Dito isto, existe uma incerteza considerável quanto às verdadeiras intenções dos protagonistas. Estará a junta, que tem interesses de classe ou corporativos, a tentar fazer concessões para salvar a face, ou estará simplesmente a tentar ganhar tempo? Estará o Ocidente a reduzir as suas anteriores exigências estridentes de restauração imediata do regime democrático para se contentar com uma expectativa modesta e realista de deixar Bazoum ir para o exílio e forçar os golpistas a respeitar um calendário para a transferência de poder para um governo eleito? Não há uma resposta fácil.

A gota de água foi o facto de a União Africana, numa sessão realizada na sua sede em Adis Abeba na terça-feira, ao suspender a adesão do Níger, ter decidido que precisava de tempo para estudar as implicações de uma possível intervenção armada no país.

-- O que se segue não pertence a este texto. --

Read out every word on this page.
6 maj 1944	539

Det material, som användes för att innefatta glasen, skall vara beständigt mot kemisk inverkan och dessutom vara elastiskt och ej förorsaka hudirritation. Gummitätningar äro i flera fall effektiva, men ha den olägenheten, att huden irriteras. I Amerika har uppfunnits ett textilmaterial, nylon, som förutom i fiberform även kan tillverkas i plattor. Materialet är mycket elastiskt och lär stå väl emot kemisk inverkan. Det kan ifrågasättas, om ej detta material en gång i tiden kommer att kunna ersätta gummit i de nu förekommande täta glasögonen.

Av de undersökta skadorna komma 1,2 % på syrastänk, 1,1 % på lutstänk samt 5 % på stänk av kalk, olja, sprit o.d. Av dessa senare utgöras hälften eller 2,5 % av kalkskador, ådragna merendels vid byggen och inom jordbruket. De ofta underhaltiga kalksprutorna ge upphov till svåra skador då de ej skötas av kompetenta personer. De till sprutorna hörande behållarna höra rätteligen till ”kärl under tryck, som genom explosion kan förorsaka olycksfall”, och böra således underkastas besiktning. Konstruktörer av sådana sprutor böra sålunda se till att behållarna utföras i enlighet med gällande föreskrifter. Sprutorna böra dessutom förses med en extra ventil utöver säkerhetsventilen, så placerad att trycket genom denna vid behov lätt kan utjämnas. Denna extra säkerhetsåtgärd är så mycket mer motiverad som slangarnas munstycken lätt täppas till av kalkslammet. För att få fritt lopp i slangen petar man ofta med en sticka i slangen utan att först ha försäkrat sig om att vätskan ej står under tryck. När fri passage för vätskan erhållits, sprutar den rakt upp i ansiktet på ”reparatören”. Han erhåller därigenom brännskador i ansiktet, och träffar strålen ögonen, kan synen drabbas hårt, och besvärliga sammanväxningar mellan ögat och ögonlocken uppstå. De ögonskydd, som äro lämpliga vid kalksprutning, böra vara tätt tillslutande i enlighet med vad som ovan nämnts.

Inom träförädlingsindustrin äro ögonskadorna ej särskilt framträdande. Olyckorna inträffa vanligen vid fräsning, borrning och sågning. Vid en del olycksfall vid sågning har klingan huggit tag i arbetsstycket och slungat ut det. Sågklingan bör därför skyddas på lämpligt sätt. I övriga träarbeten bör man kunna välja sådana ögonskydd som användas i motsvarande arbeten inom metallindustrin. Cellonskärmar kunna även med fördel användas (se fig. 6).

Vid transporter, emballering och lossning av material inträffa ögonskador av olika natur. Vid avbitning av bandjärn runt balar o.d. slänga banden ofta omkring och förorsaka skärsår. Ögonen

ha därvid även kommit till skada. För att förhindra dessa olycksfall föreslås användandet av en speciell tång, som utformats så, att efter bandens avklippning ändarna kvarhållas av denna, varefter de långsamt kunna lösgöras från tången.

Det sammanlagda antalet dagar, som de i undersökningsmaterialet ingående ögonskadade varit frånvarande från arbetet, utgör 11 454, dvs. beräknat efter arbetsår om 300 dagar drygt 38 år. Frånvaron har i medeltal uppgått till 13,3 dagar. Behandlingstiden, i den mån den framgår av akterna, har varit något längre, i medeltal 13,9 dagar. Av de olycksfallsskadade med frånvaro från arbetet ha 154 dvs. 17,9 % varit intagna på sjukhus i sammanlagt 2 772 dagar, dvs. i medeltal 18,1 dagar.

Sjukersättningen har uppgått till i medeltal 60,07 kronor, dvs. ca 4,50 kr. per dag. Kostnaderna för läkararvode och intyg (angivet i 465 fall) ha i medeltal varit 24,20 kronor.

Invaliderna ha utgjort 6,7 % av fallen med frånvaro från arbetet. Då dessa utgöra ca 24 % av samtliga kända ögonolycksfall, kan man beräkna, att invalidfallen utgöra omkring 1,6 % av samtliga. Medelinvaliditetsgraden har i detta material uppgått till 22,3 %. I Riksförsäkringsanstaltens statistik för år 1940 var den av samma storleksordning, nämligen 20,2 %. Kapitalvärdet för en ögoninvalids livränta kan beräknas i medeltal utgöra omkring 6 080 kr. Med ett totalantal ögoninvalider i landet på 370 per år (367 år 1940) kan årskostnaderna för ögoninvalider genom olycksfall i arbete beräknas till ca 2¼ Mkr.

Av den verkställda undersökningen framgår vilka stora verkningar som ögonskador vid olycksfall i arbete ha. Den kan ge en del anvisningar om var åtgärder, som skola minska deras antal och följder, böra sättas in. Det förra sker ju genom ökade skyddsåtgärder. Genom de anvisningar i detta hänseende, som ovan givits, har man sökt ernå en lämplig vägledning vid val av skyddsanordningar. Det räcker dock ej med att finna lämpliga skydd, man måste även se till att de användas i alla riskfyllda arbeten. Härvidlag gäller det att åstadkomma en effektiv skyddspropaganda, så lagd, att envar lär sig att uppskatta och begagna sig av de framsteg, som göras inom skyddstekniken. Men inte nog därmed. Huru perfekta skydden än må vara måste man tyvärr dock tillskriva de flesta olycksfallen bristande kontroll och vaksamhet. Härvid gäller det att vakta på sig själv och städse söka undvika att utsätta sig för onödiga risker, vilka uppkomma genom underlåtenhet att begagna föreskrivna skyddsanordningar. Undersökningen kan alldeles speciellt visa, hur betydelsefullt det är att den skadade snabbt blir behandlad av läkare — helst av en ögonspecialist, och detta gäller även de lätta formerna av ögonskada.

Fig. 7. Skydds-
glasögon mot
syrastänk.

A opinião interna na Nigéria também se opõe ferozmente a qualquer intervenção militar da CEDEAO. Afinal de contas, intervenções semelhantes na Libéria e na Serra Leoa não tiveram finais felizes. A Nigéria foi enganada pelas potências ocidentais e viu-se numa situação ambígua. A Nigéria já está muito ocupada com uma grave situação de segurança interna que não permite qualquer distração. As províncias do norte da Nigéria têm afinidades tribais e étnicas com o Níger e manifestaram-se contra a guerra.

 

M.K. Bhadrakumar

Traduzido por Wayan, revisto por Hervé, para o Saker Francophone.

 

Fonte: Les récents putschs en Afrique de l’Ouest sont des « révoltes » qui annonceraient un « Printemps Africain »! – les 7 du quebec (artigo publicado em complemento – e como comentário de Robert Bibeau, ao artigo “Os recentes golpes militares na África Ocidental são "revoltas" que anunciariam uma "Primavera Africana"!)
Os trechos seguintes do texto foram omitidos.